Bryan Wood agrees with Kathleen Kenyon that the walls date back to the Early Bronze period, well before the Israelites existed in the area. But, that doesn’t mean they crumbled to the ground at that time. In fact, if the walls date back that far, they would have been brittle with age by the Late Bronze I period when the Israelites arrived. They would have been more susceptible to destruction by earthquake tremors in the Late Bronze I period than they were earlier in time. In fact, they probably weren’t so brittle when they were constructed in the Early Bronze period.
None of this is to say that these facts and this information proves the biblical account of the story of Joshua, but the facts are not inconsistent with the biblical account. The facts don’t prove the biblical account, but they don’t disprove it.
Of course, we could never have the kind of proof most skeptics demand for a biblical account. That kind of proof is not attainable for any historical event, and it isn’t reasonable, or even realistic, to expect it. We can’t meet the standard of proof that is often demanded of biblical accounts even in matters of recent history. But, outside of the context of biblical accounts, we rely on much lesser evidence. For instance, people are convicted of murder on the basis of circumstantial evidence that is no more reliable than the biblical accounts and archaeological evidence we have for most biblical accounts.
The standard in a criminal trial is beyond a reasonable doubt. What is the standard for historical accuracy?
For some, the evidence that has been found in regard to places like the city of Jericho provide sufficient proof to have confidence in the biblical text. When considered in light of evidence for other information and accounts in the Bible, that confidence only grows. For others, they need more. There is no mathematical formula for the sufficiency of evidence necessary to eliminate doubt or to reach a conclusion with a high degree of certainty. The quantum of evidence necessary may be different for every person. Sometimes, however, it seems that skeptics go out of their way to try to find inconsistencies that aren’t there.

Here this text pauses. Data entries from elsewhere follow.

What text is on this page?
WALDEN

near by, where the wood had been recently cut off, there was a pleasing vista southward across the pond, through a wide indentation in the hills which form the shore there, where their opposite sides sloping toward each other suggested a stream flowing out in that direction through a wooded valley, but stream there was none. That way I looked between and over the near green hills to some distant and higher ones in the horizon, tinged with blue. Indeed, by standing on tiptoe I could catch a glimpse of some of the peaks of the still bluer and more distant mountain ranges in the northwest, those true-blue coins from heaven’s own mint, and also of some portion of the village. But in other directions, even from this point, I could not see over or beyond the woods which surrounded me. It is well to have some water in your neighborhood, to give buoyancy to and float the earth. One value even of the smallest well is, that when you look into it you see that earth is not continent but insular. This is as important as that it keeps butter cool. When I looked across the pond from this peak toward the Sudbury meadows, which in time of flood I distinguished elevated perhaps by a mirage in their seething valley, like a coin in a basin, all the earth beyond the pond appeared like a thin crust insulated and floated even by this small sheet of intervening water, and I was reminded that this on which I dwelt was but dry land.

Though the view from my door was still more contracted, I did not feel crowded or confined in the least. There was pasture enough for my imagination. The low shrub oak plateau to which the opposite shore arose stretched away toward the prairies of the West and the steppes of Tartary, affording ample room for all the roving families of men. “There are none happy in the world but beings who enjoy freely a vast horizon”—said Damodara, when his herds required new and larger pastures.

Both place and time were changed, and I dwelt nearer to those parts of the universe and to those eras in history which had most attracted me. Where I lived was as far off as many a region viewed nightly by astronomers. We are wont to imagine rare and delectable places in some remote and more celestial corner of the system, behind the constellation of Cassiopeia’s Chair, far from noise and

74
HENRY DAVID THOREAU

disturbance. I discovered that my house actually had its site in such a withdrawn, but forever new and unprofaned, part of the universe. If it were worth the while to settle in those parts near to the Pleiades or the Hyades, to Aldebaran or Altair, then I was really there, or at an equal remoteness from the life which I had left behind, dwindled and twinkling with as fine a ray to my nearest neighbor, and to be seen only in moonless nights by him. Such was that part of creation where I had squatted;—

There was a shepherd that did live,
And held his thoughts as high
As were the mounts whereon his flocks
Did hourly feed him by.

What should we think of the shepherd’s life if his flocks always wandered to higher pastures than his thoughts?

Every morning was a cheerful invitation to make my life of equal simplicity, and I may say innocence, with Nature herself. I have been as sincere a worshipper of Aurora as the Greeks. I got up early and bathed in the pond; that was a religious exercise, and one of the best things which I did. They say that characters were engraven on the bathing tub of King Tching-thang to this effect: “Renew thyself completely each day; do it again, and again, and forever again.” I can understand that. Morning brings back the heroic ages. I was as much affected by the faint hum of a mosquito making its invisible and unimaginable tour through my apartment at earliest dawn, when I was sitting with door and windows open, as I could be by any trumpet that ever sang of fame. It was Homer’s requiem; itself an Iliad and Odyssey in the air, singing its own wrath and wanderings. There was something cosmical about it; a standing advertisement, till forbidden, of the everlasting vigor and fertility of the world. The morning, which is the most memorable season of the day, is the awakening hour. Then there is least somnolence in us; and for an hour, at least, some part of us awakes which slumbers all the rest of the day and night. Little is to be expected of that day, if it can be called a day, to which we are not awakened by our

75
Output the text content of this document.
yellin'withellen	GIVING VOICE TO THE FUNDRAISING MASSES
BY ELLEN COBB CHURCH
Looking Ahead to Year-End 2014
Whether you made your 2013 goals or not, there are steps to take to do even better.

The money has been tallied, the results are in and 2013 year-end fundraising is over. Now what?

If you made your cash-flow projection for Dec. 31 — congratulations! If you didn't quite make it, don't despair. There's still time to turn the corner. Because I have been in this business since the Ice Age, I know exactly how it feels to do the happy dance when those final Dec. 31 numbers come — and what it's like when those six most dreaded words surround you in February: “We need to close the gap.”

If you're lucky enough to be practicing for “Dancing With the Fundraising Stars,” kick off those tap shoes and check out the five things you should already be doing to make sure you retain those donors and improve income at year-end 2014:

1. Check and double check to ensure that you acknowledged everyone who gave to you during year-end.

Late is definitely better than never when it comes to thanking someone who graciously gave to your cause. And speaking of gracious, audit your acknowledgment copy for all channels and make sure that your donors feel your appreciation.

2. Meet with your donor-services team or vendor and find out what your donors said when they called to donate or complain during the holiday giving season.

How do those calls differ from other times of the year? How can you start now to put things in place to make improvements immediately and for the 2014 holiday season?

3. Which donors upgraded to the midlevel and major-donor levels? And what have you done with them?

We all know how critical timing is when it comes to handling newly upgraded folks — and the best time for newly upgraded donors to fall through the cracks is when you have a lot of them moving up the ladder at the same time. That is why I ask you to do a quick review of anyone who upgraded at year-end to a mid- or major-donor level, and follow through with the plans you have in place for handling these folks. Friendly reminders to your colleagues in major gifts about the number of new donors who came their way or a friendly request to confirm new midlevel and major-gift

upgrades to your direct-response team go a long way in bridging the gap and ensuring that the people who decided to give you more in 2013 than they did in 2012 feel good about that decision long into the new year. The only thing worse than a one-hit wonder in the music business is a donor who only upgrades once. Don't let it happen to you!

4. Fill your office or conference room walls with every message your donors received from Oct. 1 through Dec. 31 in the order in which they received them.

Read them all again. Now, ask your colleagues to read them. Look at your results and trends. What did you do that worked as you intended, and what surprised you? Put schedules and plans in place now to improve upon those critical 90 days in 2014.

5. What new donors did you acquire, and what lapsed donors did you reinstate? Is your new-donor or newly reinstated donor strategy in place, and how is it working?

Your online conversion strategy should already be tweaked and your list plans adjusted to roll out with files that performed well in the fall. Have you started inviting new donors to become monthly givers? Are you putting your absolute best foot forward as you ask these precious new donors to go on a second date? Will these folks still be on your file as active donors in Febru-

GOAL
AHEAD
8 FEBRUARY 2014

In Jesus’s day, he reportedly performed miracles in front of crowds. Some people believed on account of the miracles he performed, but many people did not. People observed the very same actions and came to different conclusions. It’s no different today. The quantum of proof necessary to believe is more a matter of individual willingness to draw the conclusions than proof.
I, personally, do not expect ever to have the quantum of proof to satisfy a person who demands proof beyond a reasonable doubt. On the other hand, modern archaeology has done little to call into question the historicity of the Bible. Rather, each modern archaeological find in the Levant seems to provide more reason for confidence. One recent example is the discovery of the Tel Dan Inscription. Until the Tel Dan Inscription was discovered in 1993, no one had found any proof that King David existed outside of the biblical texts. (See The Tel Dan Inscription: The First Historical Evidence of King David from the Bible.) Now we do.

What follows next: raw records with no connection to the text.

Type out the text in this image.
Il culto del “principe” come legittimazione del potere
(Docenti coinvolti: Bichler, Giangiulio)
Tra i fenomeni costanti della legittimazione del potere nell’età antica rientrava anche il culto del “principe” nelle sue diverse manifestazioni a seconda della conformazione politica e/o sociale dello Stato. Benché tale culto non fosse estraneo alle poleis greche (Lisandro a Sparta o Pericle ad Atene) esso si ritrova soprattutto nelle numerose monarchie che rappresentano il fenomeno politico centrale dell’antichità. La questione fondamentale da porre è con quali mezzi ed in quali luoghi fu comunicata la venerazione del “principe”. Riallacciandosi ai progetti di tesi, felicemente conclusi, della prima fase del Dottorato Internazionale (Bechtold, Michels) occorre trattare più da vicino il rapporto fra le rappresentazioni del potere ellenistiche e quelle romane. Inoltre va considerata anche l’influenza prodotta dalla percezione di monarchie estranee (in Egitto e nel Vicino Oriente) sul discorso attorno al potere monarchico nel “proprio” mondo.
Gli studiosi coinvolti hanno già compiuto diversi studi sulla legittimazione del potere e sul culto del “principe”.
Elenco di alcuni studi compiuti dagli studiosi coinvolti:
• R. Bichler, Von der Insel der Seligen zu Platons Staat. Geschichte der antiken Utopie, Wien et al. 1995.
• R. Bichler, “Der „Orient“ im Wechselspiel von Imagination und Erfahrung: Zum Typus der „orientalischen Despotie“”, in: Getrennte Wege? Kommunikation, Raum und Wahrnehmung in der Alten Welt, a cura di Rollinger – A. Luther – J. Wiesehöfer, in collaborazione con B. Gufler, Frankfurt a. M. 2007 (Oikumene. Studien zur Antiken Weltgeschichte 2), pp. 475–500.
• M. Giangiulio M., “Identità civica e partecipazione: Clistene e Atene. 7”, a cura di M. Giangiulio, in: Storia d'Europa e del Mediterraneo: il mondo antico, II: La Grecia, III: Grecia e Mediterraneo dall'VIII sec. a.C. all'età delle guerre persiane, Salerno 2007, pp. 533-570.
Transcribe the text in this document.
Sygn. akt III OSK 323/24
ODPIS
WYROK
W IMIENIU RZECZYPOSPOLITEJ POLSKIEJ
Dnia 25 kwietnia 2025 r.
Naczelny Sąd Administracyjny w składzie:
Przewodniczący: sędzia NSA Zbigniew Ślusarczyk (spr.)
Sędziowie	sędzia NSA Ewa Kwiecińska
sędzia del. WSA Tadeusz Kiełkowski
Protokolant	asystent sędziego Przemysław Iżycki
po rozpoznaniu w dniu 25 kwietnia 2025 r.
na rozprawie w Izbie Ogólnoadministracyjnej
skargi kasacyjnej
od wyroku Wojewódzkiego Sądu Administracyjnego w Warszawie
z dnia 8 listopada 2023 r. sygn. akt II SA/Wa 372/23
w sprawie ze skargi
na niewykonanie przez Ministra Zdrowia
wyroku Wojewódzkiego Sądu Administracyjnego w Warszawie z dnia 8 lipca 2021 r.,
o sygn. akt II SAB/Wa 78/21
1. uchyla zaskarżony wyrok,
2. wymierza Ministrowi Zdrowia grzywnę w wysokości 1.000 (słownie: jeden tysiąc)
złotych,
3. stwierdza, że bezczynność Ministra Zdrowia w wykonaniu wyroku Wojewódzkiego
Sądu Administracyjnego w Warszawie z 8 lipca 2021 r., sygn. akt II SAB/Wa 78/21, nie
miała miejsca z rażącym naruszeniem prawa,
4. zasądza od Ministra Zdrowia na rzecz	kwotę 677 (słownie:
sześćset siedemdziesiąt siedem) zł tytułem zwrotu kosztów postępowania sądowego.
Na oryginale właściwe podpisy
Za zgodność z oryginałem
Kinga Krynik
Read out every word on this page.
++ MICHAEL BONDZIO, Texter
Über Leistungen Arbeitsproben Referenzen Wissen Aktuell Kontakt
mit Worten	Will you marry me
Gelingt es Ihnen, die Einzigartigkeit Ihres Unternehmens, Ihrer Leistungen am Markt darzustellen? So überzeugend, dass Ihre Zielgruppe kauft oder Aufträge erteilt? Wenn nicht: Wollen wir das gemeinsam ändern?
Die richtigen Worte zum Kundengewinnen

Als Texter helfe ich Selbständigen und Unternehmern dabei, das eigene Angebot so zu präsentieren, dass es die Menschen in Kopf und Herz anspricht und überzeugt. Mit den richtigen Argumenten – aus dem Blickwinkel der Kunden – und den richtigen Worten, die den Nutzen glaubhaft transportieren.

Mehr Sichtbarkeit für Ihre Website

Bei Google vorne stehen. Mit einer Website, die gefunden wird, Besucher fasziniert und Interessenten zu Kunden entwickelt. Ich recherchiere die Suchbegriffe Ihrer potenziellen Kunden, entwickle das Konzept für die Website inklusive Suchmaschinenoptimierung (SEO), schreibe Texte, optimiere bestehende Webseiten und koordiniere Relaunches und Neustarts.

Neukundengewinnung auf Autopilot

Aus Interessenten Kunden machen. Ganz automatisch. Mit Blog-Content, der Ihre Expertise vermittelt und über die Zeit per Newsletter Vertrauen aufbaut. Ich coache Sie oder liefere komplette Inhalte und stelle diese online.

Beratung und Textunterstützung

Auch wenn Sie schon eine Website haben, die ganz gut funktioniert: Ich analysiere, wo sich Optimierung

This is not proof that Bible can be taken as the word of God, or even that it is historically accurate in all respects, but more and more discoveries have affirmed biblical names, cities, locations and events as time goes on. The evidence is mounting, and that evidence, at a minimum, is tending in harmony with biblical accounts. Whether a person believes the Bible beyond the accuracy of the persons, places and events is up to each individual. Archaeology is part of the proof, but a person should weigh all the evidence, scientific, historical, philosophical and even experiential. Jesus invited us to seek, knock and ask, and Paul says we should test everything.